Not too shabby.
Not too shabby. Otto Greule Jr / GETTY

Of all the exciting things that happened in the second half of the Seahawks 46-18 shellacking of the Indianapolis Colts on Sunday night, the most exciting was that the defense held the Colts to 32 total yards from scrimmage in the half. 32!

Why is this exciting? Well, the Colts offense is bad, and for a half of football on Sunday night the Seahawks defense made them look okay. An interception returned for a touchdown from Justin Coleman masked a broadly competent performance from a Colts team led by backup quarterback Jacoby Brissett. That is a very bad offense, ranked 32nd in DVOA heading into this game (have I mentioned yet that they’re bad). This was not the sort of offense that should be able to do anything against a Seahawks defense with 8 potential Pro Bowlers. The Colts were getting push from their offensive line (down to its third string center) that made me, a fan of a team that doesn’t do the whole offensive line pushing thing, green with envy. So when the Seahawks came out having made the crucial adjustments needed to completely shut the Colts down? That was not bad.

In fact, I can say with certainty that the Seahawks as a whole, despite playing like crap for a half, are officially not bad. And not bad is a good starting place when the team looked kinda bad stumbling to a 1-2 start and a 15-10 halftime deficit in this game. If we went from kinda bad to bad? The season would be fucked. But not bad? Not fucked!
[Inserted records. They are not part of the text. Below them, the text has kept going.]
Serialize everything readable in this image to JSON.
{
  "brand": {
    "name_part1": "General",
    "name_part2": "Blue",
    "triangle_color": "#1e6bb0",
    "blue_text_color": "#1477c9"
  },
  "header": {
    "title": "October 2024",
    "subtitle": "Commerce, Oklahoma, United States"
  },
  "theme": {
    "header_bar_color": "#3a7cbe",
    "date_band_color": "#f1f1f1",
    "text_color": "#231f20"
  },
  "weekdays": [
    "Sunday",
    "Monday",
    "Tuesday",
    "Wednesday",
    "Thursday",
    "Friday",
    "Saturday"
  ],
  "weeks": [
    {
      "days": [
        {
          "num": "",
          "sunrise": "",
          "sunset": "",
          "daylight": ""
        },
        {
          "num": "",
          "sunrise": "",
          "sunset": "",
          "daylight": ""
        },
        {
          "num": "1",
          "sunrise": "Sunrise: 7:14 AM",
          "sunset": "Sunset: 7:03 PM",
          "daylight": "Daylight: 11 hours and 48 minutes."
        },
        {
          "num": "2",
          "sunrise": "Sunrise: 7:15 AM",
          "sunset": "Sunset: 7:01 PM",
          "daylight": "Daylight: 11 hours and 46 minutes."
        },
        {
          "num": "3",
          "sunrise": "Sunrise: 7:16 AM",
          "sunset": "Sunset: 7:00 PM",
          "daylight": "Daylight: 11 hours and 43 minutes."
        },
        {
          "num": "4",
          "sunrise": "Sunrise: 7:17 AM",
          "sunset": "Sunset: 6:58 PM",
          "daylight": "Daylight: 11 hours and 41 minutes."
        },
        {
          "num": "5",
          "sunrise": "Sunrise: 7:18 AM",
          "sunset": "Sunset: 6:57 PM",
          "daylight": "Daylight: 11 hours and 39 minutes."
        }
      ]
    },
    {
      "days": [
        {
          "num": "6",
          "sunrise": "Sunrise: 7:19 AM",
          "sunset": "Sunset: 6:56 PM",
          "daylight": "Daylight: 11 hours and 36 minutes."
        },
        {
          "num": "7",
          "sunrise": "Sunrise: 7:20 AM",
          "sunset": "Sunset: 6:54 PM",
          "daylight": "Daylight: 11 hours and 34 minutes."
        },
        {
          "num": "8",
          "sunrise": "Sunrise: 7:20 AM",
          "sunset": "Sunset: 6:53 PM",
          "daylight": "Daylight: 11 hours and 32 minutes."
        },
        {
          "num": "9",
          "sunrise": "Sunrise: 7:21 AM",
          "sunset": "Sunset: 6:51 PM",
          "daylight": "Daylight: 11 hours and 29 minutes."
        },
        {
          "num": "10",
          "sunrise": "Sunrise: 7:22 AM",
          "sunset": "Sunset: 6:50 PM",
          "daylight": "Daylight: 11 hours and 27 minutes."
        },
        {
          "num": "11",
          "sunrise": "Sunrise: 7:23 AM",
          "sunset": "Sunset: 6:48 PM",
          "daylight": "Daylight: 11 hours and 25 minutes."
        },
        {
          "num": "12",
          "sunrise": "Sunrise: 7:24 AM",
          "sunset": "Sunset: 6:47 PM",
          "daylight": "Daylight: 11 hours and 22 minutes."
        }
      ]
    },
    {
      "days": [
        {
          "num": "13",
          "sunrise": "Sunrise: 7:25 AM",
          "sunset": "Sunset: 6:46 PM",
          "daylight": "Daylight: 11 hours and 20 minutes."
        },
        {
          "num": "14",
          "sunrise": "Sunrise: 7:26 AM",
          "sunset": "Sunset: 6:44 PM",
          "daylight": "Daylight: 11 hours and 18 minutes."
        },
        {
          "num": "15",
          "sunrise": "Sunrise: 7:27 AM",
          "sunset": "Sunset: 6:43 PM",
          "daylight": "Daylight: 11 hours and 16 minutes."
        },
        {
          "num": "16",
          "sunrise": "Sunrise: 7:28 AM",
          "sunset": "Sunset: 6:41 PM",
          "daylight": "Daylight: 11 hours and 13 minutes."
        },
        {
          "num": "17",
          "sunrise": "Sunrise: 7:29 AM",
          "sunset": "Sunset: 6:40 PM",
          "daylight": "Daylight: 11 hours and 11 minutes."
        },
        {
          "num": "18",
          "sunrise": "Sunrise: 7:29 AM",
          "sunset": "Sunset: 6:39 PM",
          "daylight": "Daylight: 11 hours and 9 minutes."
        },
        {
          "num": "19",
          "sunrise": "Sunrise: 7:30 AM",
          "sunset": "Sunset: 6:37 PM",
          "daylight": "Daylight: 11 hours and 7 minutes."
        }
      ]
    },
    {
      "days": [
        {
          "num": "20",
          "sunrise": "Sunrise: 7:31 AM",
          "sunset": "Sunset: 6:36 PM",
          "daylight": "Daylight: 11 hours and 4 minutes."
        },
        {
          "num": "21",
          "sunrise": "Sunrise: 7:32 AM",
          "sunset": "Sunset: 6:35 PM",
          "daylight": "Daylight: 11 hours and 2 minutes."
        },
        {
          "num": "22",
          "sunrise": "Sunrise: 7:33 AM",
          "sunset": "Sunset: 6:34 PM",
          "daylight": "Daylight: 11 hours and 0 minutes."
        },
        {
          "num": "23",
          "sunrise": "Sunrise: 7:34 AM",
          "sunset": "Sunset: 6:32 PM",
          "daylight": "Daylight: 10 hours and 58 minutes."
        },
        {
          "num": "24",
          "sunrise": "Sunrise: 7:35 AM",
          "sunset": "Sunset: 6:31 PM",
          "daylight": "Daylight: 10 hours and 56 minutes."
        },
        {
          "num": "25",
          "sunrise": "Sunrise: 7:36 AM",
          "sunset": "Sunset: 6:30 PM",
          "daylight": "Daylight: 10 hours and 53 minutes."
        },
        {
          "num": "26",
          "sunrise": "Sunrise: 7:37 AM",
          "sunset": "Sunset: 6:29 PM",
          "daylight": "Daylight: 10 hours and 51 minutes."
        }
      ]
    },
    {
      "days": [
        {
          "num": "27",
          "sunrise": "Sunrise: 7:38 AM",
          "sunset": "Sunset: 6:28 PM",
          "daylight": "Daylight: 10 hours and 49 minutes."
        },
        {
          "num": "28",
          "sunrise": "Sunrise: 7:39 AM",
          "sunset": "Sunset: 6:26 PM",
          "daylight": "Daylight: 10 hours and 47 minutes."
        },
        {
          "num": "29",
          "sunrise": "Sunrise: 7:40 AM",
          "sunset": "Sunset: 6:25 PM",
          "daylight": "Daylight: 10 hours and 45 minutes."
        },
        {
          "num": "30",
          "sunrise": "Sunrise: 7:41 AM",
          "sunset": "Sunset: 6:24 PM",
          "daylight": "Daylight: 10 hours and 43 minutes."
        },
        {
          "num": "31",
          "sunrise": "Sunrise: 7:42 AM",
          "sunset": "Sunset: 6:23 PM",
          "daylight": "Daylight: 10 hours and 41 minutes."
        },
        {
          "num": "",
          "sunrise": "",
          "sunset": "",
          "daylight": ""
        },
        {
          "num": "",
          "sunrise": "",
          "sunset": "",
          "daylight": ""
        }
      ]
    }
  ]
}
From here, I anticipate that the Seahawks could rapidly move to good. Hell, very good after the bye in two weeks is in play. And with no great teams lurking out there except for the Chiefs (who are both missing Eric Berry and are coached by noted clock mismanager Andy Reid), very good is good enough to contend for the Super Bowl. That’s right, I’m turning one good half of football against the Colts into the following claim: despite everything wrong with this team, the Seahawks are clear Super Bowl contenders. Why? Let’s break it down:

• The state of the Seattle cornerback situation is strong. With Jeremy Lane in and out of the lineup with an array of injuries and an unjust ejection, rookie Shaquill Griffin, despite getting posted up on one great touchdown pass, has been excellent in his stead. Justin Coleman, who was acquired in exchange for notable Magic: The Gathering gatherer Cassius Marsh, housed a pick-six and was generally on point covering the Colts admittedly mediocre array of secondary passing weapons. Richard Sherman, though, did not have so easy a task. For the bulk of the evening he was matched up with T.Y. Hilton, who led the NFL in receiving last season, and erased him from the game. And yes, Andrew Luck was not playing quarterback, but it’s worth saying over and over again that Richard Sherman remains arguably the best cornerback in the league.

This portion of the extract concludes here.